Mama, secara etimologis, Bleki hitu berasal one mai kata bahasa Inggris black, artin neni. Toen nganceng hi Bleki ngasang’n acu ho’o ai toe hanya warna neni’y tapi motif cokelat kole’y. Malahan cewe do warna cokelat’n”
“Ha?? Tombo apa hau?
Saya bersikukuh nama Bleki ini kurang cocok. Kalau memang mau konsisten dengan medan semantis penamaannya ini dua binatang, harusnya nama Bleki juga pake nama yang dekat-dekat dengan nama minuman sachet; misalnya Toko (Top Kopi), Kai (Kapal Api), Tomo (Top-Moka) karena warnanya hitam+cokelat macam Top Kopi dan Moka, atau apalah yang mirip-mirip dengan minuman sachet biar sejarah penamaan dan medan semantis nama mereka seragam.
Menurut saya begitu. Kalau menurut orang lain bukan begitu, yah tidak masalah itu hak dan hasil pikirannya dia. Saya menyukai dan menghargai perbedaan, termasuk perbedaan cara berpikir. Setiap orang belajar dan berproses dalam dunia pendidikan supaya ia punya pikirannya sendiri, bukan menjadi makhluk kosong yang cuma bisa ikut dan angguk-angguk dengan budaya komunal.
Terjadilah proses yang disebut: saya vs ‘ata ce mbaru’. Sebagai sebuah rumah tangga berasaskan demokrasi, saya kalah suara dan akhirnya anjing ini dibaptis dengan nama Bleki. Saya memang kurang puas, tapi bagaimana pun juga harus tetap menghargai dan tunduk dengan sesuatu yang menjadi keputusan bersama. Begitulah, nama sebagai salah satu unsur dari sesuatu yang kita sebut sebagai bahasa memiliki sifat arbiter (mana suka) sekaligus bersifat konvensional (sesuai kesepakatan bersama). Dengan kata lain, diap nama bisa sebarang-sebarang saja asalkan melalui proses aklamasi. Baik sudah; demokrasi kadang semenjengkelkan itu.
Nama si Bleki ini mengingatkan saya pada peristiwa tahun lalu. Tahun lalu (Juni atau Juli 2019) saya bekerja sebagai enumerator di WVI. Kami bertugas mengukur kemampuan baca siswa-siswa SD di Manggarai Timur. Siang hari setelah melakukan pengumpulan data di SD sekitar wilayah kabupaten Poco Ranaka Timur, seorang anak yang baru pulang dari kebun memikul karung yang entah apa isinya. Ia ditemani seekor anjing putih yang bernama Bleki. Ini anjing putih mereka namai Bleki. Kontras sekali diap nama dengan diap ciri fisik. Bukankah nama adalah tanda (nomen est omen)? Setiap nama yang diberikan (penanda) menjadi tanda perihal sesuatu yang ditandai (petanda).

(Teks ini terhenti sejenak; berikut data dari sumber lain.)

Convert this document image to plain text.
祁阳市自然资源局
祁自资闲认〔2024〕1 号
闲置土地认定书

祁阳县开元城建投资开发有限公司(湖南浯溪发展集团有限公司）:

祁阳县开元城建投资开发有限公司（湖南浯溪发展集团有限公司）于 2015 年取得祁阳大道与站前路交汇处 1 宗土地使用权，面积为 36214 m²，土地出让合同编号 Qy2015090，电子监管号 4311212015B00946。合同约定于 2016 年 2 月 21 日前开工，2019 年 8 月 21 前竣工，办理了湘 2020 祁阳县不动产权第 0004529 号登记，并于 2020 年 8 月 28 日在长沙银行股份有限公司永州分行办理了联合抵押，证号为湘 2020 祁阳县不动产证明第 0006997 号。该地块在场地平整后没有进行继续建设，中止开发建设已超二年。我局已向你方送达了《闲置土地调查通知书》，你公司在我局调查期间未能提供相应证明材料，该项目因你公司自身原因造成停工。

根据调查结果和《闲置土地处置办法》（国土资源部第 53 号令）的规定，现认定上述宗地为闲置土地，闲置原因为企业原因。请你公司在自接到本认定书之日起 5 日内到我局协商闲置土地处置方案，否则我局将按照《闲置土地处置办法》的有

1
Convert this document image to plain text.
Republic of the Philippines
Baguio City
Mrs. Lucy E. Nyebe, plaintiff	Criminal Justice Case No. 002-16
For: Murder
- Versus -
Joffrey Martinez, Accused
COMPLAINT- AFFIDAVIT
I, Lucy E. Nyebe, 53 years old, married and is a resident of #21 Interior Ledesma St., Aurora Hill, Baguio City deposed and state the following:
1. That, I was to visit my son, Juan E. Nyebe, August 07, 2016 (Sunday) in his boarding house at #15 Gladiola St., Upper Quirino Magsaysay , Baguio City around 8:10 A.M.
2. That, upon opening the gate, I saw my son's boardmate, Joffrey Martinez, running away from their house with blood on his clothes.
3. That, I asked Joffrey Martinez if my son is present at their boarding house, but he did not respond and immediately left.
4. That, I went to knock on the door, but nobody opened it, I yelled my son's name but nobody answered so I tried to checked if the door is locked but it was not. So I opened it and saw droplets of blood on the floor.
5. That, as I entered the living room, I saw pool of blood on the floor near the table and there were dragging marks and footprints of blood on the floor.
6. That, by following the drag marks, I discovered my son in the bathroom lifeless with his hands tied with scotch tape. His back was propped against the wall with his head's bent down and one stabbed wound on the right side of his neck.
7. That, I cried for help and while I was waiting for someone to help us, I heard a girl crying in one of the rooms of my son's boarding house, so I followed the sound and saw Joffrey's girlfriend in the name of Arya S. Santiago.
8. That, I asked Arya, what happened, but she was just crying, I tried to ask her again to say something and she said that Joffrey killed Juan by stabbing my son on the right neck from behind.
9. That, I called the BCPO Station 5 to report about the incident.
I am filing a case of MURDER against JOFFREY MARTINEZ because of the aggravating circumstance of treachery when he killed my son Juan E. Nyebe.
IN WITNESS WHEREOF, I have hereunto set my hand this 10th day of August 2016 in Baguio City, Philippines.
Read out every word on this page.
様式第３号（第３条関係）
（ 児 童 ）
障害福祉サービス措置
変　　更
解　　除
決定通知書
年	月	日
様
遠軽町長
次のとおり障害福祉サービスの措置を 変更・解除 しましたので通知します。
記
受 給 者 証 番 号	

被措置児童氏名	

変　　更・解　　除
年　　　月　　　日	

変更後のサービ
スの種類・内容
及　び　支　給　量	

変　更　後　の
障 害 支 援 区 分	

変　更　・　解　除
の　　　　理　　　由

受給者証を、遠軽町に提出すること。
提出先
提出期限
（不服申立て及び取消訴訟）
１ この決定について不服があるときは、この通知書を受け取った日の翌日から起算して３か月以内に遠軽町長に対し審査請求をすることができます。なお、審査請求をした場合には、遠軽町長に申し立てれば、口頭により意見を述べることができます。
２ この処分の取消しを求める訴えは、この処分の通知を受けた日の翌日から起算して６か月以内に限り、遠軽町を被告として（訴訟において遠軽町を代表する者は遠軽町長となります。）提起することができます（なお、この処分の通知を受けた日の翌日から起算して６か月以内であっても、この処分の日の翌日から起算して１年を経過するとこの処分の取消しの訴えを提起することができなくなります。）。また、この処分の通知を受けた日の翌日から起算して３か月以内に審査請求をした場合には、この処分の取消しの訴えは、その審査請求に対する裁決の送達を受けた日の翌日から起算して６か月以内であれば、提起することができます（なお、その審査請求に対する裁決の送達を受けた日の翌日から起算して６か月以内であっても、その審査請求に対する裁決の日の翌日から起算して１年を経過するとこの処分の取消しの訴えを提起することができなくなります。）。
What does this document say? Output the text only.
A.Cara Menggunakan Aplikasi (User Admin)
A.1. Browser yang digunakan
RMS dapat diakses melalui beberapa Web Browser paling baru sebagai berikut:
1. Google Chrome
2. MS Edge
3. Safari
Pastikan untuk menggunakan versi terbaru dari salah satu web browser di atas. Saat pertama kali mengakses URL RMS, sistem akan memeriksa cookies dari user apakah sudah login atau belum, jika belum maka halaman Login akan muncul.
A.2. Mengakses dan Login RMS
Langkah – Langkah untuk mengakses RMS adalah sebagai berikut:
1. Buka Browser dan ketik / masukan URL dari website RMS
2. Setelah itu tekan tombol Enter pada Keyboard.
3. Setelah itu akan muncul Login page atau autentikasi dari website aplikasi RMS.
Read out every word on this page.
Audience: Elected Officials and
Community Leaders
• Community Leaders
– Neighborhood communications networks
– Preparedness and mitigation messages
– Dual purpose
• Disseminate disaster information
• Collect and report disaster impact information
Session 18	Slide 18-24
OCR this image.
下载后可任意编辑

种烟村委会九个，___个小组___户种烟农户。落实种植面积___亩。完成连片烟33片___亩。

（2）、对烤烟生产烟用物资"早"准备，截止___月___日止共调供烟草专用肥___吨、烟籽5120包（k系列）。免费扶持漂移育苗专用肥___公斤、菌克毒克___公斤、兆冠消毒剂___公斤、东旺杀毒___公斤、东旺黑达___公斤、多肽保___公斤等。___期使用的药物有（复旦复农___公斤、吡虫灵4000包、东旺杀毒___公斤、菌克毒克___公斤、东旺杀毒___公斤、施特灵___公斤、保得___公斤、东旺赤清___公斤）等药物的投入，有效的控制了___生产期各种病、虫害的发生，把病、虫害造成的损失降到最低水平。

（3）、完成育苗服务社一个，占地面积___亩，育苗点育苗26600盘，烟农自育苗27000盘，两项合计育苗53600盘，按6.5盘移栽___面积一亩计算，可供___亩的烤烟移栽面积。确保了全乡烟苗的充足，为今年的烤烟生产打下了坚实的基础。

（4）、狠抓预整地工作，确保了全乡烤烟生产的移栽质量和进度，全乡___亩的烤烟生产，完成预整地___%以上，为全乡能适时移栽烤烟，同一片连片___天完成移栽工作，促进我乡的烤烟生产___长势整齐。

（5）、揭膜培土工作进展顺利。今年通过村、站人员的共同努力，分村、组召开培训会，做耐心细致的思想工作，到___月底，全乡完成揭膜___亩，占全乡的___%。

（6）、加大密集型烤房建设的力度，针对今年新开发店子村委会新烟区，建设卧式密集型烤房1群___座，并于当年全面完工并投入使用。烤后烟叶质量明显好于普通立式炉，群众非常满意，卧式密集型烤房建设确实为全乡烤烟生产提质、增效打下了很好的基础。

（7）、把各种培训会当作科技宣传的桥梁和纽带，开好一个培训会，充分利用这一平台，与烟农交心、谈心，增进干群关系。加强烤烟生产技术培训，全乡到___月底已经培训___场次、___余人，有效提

Tanda yang dimaksud bisa berkaitan dengan corak, sifat, asal usul, sejarah, dan lain sebagainya. Dengan kata lain, terlepas dari sifat arbiter bahasa, nama dengan sesuatu yang dinamai semestinya nyambung, atau penanda semestinya koheren dengan petanda.
Beginilah fenomena penamaan (manusia, binatang, wilayah, momen, maupun benda) kita. Diam-diam iustrasi di atas merepresentasikan realita penamaan dan cara hidup manusia. Nama selain sebagai sebuah tanda, sebetulnya menyelipkan doa, harapan, dan cita-cita. Saya mengadopsi nama santu pelindung Felix dari Valois yang kemudian dimodifikasi sesuai gaya penamaan orang katolik Flores menjadi Felixianus. Dilansir dari Imankatolik.or.id, Felix dari Valois lahir dari keluarga bangsawan Prancis. Ia bersama muridnya Santu Yohanes dari Malta dikenal sebagai pendiri Ordo Tri Tunggal Mahakudus yang mengabdikan diri dalam karya penebusan tawanan Kristen dari tangan kaum Muslim. Semasa hidupnya ia suka menolong orang miskin dan sakit.
Jelas saya bukan keluarga bangsawan seperti St. Felix; tetapi dalam hal semangat dan cara hidup saya belum sepenuhnya menjadi serupa dengan St. Felix dari Valois. Saya, adalah sesosok pribadi tampan dari Ruteng yang diharapkan mampu membawa api semangat dan cara hidup Santu Felix dari Valois. Saya tdk suka menolong orang miskin dan sakit, justru seringkali buat orang jadi miskin dan sakit. Saya dalam konteks ini mirip dengan si Bleki; nama jalan lain, sifat dan cara hidup jalan lain. Menyedihkan sekali saya.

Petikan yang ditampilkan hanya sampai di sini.